Practical significance
Editorial analysis: For practitioners, a full-stack robotics effort that pairs simulation, specialized data collection (for example, training gloves), and on-device models implies heavier upfront systems engineering and tooling work. Industry teams deploying robotics at scale typically invest in integration testing, simulation-to-reality validation, and fleet management tooling before large rollouts.
What to watch
Editorial analysis: Observers should track Genesis AI's published deployment timelines, third-party pilot reports from manufacturing or logistics partners, and technical disclosures about the in-house model and sim-to-real transfer performance.
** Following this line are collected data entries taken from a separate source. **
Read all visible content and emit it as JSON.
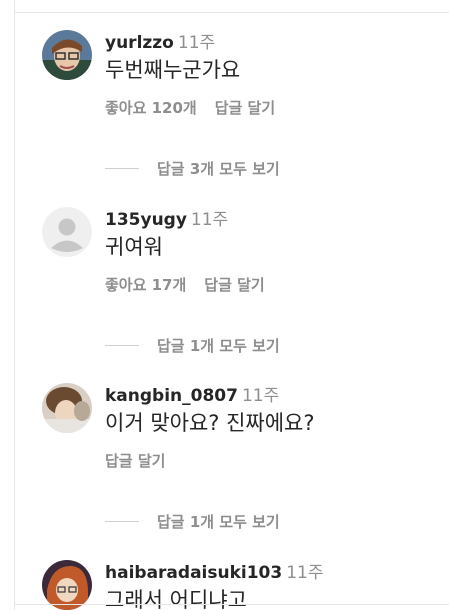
{
  "comments": [
    {
      "username": "yurlzzo",
      "time": "11주",
      "text": "두번째누군가요",
      "likes": "좋아요 120개",
      "reply": "답글 달기",
      "view_replies": "답글 3개 모두 보기"
    },
    {
      "username": "135yugy",
      "time": "11주",
      "text": "귀여워",
      "likes": "좋아요 17개",
      "reply": "답글 달기",
      "view_replies": "답글 1개 모두 보기"
    },
    {
      "username": "kangbin_0807",
      "time": "11주",
      "text": "이거 맞아요? 진짜에요?",
      "likes": "",
      "reply": "답글 달기",
      "view_replies": "답글 1개 모두 보기"
    },
    {
      "username": "haibaradaisuki103",
      "time": "11주",
      "text": "그래서 어디냐고",
      "likes": "",
      "reply": "",
      "view_replies": ""
    }
  ],
  "colors": {
    "text": "#262626",
    "secondary": "#8e8e8e",
    "divider": "#e6e6e6",
    "avatar_default": "#dbdbdb"
  }
}
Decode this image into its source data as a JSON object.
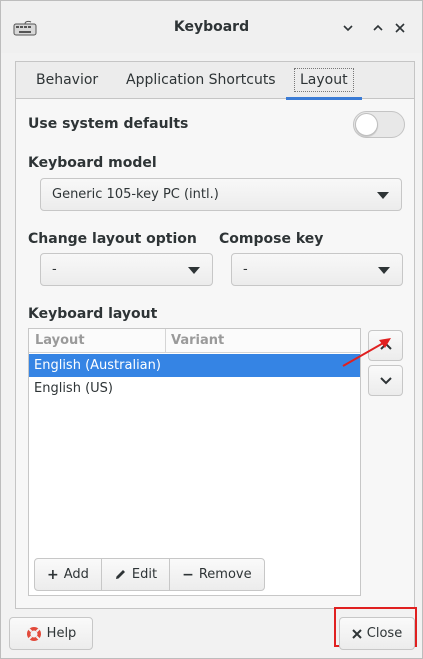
{
  "window": {
    "title": "Keyboard",
    "icons": [
      "keyboard-icon",
      "minimize-icon",
      "maximize-icon",
      "close-icon"
    ]
  },
  "tabs": [
    {
      "label": "Behavior",
      "active": false
    },
    {
      "label": "Application Shortcuts",
      "active": false
    },
    {
      "label": "Layout",
      "active": true
    }
  ],
  "use_system_defaults": {
    "label": "Use system defaults",
    "enabled": false
  },
  "keyboard_model": {
    "label": "Keyboard model",
    "value": "Generic 105-key PC (intl.)"
  },
  "change_layout_option": {
    "label": "Change layout option",
    "value": "-"
  },
  "compose_key": {
    "label": "Compose key",
    "value": "-"
  },
  "keyboard_layout": {
    "label": "Keyboard layout",
    "columns": [
      "Layout",
      "Variant"
    ],
    "rows": [
      {
        "layout": "English (Australian)",
        "variant": "",
        "selected": true
      },
      {
        "layout": "English (US)",
        "variant": "",
        "selected": false
      }
    ],
    "toolbar": {
      "add": "Add",
      "edit": "Edit",
      "remove": "Remove"
    }
  },
  "footer": {
    "help": "Help",
    "close": "Close"
  },
  "colors": {
    "accent": "#3584e4",
    "annotation": "#e02020"
  }
}
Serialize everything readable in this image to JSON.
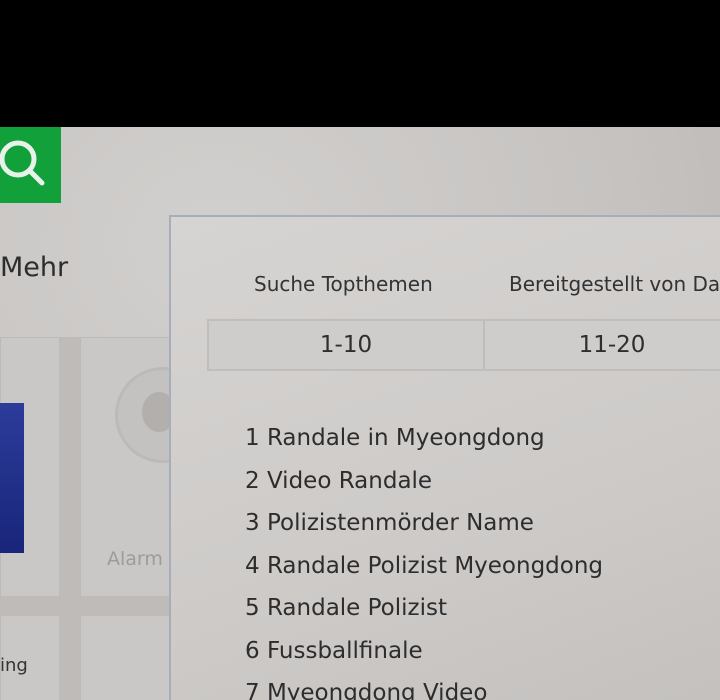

Funding use and production cadence against the announced "dozens by year-end" milestone, as reported by Business Insider, will indicate how quickly the company can move from R&D to customer operations.
Scoring Rationale
This is notable to practitioners because Genesis AI combines hardware, simulation, and models and has raised meaningful funding (**$105 million**). The story signals another full-stack robotics entrant pursuing non-humanoid platforms, relevant for robotics engineers and deployment teams.